In de rubriek „Sprechsaal" van de Schweizerische Bienenzeitung 1939/2 vertelt een schrijver over het op een dwaalspoor brengen van roovende bijen. Professor Sprecher in Küblis had hem de volgende anecdote medegedeeld: Ik raadde een imkeres als middel tegen het rooven, doeken gedrenkt in petroleum naast de vliegplank van het beroofde volk te leggen, hetgeen geschiedde, Den volgenden dag werd ik bij een anderen inwoner geroepen om een bijenzwerm te scheppen, die zich op een ledig petroleumvat gezet had, Ik ging er heen en moest constateeren, dat het bedoelde vat inderdaad onder de bijen zat. Maar het was geen zwerm, maar bijen die iets zochten en na eenigen tijd weer verdwenen. Eenige dagen later kon ik hetzelfde verschijnsel op een olievat bij een koopman zien, In beide gevallen waren het de roovende bijen, die door de lucht der met petroleum gedrenkte lappen misleid, overal waar het naar petroleum stonk, trachten te rooven.

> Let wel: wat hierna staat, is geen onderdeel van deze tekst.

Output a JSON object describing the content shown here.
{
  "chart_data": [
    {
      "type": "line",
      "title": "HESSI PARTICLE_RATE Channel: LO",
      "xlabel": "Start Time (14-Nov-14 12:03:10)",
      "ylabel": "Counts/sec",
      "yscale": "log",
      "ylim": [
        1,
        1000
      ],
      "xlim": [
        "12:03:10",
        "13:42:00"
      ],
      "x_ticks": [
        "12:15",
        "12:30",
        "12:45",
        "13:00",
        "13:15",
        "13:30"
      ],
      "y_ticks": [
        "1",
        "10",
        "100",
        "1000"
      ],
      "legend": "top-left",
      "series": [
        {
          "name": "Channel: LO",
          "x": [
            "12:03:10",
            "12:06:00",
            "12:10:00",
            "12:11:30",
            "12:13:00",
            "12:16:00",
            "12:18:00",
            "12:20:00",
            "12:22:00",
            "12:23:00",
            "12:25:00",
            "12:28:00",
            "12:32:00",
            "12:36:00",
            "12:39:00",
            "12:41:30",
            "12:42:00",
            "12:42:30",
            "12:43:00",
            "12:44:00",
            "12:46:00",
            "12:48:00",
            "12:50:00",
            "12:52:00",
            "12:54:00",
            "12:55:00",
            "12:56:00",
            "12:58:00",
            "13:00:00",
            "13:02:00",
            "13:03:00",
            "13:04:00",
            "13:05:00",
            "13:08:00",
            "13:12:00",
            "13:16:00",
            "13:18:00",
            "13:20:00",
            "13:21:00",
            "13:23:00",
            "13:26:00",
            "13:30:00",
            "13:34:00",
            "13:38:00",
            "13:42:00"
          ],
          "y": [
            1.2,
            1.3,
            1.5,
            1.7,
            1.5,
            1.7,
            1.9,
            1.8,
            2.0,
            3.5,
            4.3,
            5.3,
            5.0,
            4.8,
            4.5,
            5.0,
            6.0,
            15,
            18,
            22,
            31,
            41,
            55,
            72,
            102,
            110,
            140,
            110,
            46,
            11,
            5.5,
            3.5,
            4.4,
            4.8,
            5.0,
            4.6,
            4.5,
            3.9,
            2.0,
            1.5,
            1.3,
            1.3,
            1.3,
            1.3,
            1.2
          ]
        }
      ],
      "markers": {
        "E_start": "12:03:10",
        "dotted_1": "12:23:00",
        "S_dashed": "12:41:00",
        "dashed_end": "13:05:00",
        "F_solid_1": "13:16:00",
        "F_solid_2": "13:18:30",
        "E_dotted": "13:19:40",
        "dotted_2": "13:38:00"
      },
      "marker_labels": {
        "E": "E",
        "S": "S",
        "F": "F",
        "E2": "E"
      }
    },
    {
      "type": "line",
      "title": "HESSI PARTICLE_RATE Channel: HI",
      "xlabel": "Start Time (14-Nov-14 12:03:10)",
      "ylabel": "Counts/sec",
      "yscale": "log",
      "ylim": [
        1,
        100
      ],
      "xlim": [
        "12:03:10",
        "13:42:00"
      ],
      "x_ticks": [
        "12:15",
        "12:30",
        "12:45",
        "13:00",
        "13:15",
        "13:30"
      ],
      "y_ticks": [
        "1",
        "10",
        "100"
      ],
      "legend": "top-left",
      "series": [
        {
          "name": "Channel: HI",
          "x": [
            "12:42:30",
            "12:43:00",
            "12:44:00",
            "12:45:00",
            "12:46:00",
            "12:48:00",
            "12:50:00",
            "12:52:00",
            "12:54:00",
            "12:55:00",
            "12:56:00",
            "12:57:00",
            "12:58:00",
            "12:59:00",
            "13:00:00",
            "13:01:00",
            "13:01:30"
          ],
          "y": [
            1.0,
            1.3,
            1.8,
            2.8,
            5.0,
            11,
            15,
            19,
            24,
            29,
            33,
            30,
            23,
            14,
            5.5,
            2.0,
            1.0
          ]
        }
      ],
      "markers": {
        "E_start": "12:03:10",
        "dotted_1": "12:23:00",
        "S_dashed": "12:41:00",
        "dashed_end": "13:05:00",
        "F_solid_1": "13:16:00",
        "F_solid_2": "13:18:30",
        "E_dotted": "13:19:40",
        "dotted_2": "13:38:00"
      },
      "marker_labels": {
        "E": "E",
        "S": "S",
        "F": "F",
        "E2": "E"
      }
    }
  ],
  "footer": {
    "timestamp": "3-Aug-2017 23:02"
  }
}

De schrijver voegt er aan toe:
Een waarneming, die ik in den laatsten zomer kon maken, bevestigt deze meening volkomen. Bij 2 volkjes was rooverij uitgebroken, welke ik door bestrijken 'met carbolineum van de vliegplanken en de wanden der kasten boven het vlieggat trachtte te bestrijden. De emmer, waarin deze carbolineum bewaard werd kreeg een plaatsje onder de bijenstal, Den volgenden dag was deze emmer vol zoekende bijen. Eerst tegen den avond verlieten zij het stinkende vat. Dit keer was het carbolineum, die de roovende bijen op een dwaalspoor gebracht had.
---

Het is reeds lang geleden, dat wij op onze radio-programma's "Hersengymnastiek" aantroffen. Volgens een bericht in the American Beejournal 1939/8 worden op de bijeenkomsten der Amerikaansche imkers dergelijke wedstrijden gehouden, Zij vormen een nieuwe en gewilde vorm van vermaak op vele vergaderingen. Vragen op imkersgebied worden gesteld en beantwoord. Er wordt aanteekening gehouden van de antwoorden en belangrijke prijzen toegekend.
De schrijver besluit zijn artikel met:
Het is dikwijls verwonderlijk wat men niet weet op zoo'n avond. Secretarissen worden aanbevolen dit eens te probeeren, indien zij wat grappigs en waarlijk opvoedends op hun vergaderingen willen hebben.
---

Nog een bericht uit hetzelfde vakblad, dat wellicht van nut kan zijn voor onze leden, die hun geluk willen beproeven met visschen. De verzorger van The Postcript had vernomen, dat darrenbroed geschikt zou zijn als visch-aas. Om dit te probeeren werden eenige darrenlarven in de goudvisschenvijver geworpen om te zien
wat de goudvisschen ervan zouden denken. De uitslag was, dat er een groote beroering onder de visschen ontstond, die eerst bedaarde toen alle larven verdwenen waren.